Jargon to blame for confusion over govt’s traveller quarantine fees proposal; ‘don’t twist and spin’, warned Lord Tu‘iha‘angana

    Lord Tu’iha’angana has warned the government in parliament to come clean and tell the public it was working on a proposal for travellers to pay their stay in managed isolation and quarantine (MIQ).

    Minister of Health Dr ‘Amelia Tu’ipulotu (L), Lord Tu’iha’angana

    The nobility MP said the government should give clear explanation about the proposal and avoid trying to mislead the public into believing there will be no such fees.

    The noble also warned the government to be “transparent” saying the reality was that travellers are currently staying in MIQ free, while the government is working on a proposal to charge future passengers.

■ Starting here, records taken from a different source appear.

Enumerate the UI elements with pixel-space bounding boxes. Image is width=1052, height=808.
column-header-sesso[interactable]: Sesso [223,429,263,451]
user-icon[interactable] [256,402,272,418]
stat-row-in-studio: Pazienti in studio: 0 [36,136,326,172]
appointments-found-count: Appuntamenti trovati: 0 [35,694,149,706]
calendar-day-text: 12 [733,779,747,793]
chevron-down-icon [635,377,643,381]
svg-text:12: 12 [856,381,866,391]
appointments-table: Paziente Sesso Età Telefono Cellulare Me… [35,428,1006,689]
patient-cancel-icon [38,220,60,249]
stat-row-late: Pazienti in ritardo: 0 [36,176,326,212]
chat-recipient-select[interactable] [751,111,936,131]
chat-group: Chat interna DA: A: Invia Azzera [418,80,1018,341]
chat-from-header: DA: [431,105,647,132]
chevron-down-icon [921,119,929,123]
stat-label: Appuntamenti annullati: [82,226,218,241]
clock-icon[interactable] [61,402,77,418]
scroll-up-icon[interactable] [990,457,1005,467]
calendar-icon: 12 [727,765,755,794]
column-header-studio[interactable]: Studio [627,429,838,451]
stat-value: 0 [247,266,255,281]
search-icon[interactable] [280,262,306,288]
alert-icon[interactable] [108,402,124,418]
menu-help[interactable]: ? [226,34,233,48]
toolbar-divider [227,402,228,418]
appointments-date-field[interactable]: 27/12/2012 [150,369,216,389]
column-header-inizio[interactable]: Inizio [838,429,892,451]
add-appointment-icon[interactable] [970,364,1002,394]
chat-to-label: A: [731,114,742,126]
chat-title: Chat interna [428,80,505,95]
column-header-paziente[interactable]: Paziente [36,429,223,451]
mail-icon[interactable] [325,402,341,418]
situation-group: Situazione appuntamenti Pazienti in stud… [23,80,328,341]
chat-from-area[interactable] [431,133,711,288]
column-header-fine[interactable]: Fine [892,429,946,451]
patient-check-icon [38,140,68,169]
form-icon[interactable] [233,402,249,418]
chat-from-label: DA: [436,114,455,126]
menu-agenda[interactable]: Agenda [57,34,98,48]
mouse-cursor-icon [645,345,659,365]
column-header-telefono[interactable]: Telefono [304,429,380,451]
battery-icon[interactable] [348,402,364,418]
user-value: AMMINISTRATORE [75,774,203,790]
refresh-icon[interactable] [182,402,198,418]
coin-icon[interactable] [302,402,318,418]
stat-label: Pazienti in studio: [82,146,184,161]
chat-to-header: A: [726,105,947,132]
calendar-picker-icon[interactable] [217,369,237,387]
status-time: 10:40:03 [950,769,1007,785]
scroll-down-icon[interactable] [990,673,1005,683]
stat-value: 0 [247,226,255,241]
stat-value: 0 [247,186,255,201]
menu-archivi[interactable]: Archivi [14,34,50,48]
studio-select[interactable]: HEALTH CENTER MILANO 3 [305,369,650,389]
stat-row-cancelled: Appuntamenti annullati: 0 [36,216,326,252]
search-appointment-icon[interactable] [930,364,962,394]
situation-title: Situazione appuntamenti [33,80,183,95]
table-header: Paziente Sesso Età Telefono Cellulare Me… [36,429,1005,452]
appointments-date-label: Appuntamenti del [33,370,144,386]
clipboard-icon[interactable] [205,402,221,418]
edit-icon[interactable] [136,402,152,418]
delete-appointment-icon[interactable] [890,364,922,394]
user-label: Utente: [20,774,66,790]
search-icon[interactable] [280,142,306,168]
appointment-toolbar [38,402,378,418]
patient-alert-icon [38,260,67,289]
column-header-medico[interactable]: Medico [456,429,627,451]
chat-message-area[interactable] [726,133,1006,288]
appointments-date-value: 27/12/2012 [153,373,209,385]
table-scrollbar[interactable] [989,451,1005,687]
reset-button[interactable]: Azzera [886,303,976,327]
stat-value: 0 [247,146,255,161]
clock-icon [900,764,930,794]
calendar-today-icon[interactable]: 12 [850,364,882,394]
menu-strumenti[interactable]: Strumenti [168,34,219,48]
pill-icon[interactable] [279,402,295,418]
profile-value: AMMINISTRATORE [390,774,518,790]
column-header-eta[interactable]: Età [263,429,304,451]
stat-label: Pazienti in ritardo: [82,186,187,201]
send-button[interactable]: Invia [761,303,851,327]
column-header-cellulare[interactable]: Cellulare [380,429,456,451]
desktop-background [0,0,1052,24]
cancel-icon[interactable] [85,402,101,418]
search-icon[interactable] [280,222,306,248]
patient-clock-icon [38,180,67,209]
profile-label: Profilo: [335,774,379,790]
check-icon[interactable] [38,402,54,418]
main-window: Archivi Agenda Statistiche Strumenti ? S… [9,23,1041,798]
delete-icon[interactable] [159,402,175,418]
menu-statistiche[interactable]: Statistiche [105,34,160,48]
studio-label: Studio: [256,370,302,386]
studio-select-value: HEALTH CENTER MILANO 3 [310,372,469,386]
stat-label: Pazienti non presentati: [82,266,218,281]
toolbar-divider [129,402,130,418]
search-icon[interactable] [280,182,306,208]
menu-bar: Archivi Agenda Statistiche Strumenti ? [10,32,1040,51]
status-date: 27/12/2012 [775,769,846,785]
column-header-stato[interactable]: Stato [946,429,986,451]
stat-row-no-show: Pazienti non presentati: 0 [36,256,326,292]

    In Tongan Lord Tu’iha’angana said: “Mahino ia ‘oku te’eki ke totongi, ka ‘oku ‘i ai e fokotu’utu’u pehē pea ‘oku ou tui ko e fiema’u ia ko ē ‘ata kitu’a”.

    Lord Tu’iha’angana also said:  “Kae ‘oua ‘e toe takai pehē mai, hangē ko ē ‘oku toe ki’i vilovilo holo, ha’u hangatonu pē ke mahino ‘oku te’eki ai ke charge ‘a e 4 afe ka ‘oku fai e ngāue ki ai ‘a e Komiti ko ē pea ‘e toki ha’u faka’osi”.

    In English this means:

    “Do not spin and twist it, just come straight so that it is clear the $4,000 fees are yet to be charged but a committee is working on it before a final decision”.

    Lord Tu’iha’angana was responding after what appears to be the Minister of Health’s failure to give a straight answer to a straight question from Ha’apai 13 MP after he asked her to clarify the “proposal”.

    In Tongan MP Mo’ale Finau said: “Ko e ki’i konga ‘e taha ‘i he health ‘Eiki Sea. Ko e ki’i me’a pē eni ia ‘Eiki Sea ‘oku ki’i hamumu ai ‘a e motu’a ni. Ko e fo’i konga ko ē ‘o e 4000. Na’e pehē foki ‘aneafi na’e ‘ikai ke fai ha fakakaukau pehē pea hangē ‘oku ki’i malohi mai ‘Eiki Sea e me’a ni ia hangē ia ‘oku ha’uha’u pē ki’i fo’i fokotu’u ia ke ‘alu ki he Kapineti.

    In English this means:

    “One thing about Health Mr Speaker. Something I am concerned about. The part about the $4,000. Yesterday it was said there was no such idea but Mr Speaker it’s becoming clear now the proposal is likely to go to Cabinet”.

    In her response, instead of clarifying the proposal, the Minister of Health Dr ‘Amelia Tu’ipulotu  began by saying the government is not charging repatriated travelers with such fees. But that was not the question. She was asked to clarify Finau’s concern about the proposal.

    The minister’s answer in the first place appears to show she was attempting to avoid being straightforward. And instead of using the word “fokotu’u” the English word for proposal she used the word “kaveinga ko ‘eni”, which it can be interpreted in English to refer to – this issue.

    And instead of clearly saying a government committee was being tasked with revising the quarantine fees and expenses, she said it was a small committee, “ki’i kōmiti si’i”.

    “But it has yet to be submitted to Cabinet,” Dr Tu’ipulotu said in Tongan of the proposal.

    The Prime Minister claimed in parliament he was just made aware of the proposal after he read it in an email, apparently, an email by CEO Ma’u to Kaniva News on Wednesday last week confirming the proposal in which the Prime Minister was copied. Tu’i’onetoa said there was no decision made yet, “te’eki ke fai ha tu’utu’uni pau”.

    As we reported last week and today, Communication (MEIDECC) CEO Paula Ma’u has confirmed to us last week the proposal is currently underway for passengers to pay their stay in MIQ from their own pockets.

    He previously said in a press release the work to create the proposal was endorsed by the National Emergency Management Committee and National Committee for Covid-19.

    He said when the proposal is completed it will be submitted to the two committees and if they approve it the proposal will then go to Cabinet for final decision.

    Ma’u said the proposal was initiated after the costs for the managed isolation facilities were too expensive for the government to pay.

    The planned quarantine fee was raised in parliament last week by former Minister of Health Saia Piukala. The Minister of Finance denied it.

    The proposal has sparked heated debates online with critics calling on the government to withdraw it.

    Critics argued that the Tongan returnees were people who got stuck overseas because of Covid-19 and most of them were on visitor’s visas.

    They said this was not a good proposal for people who returned from New Zealand and Australian seasonal worker programmes because the quarantine fees would be an equivalent of the wages they earned after working up to eight weeks in the farms.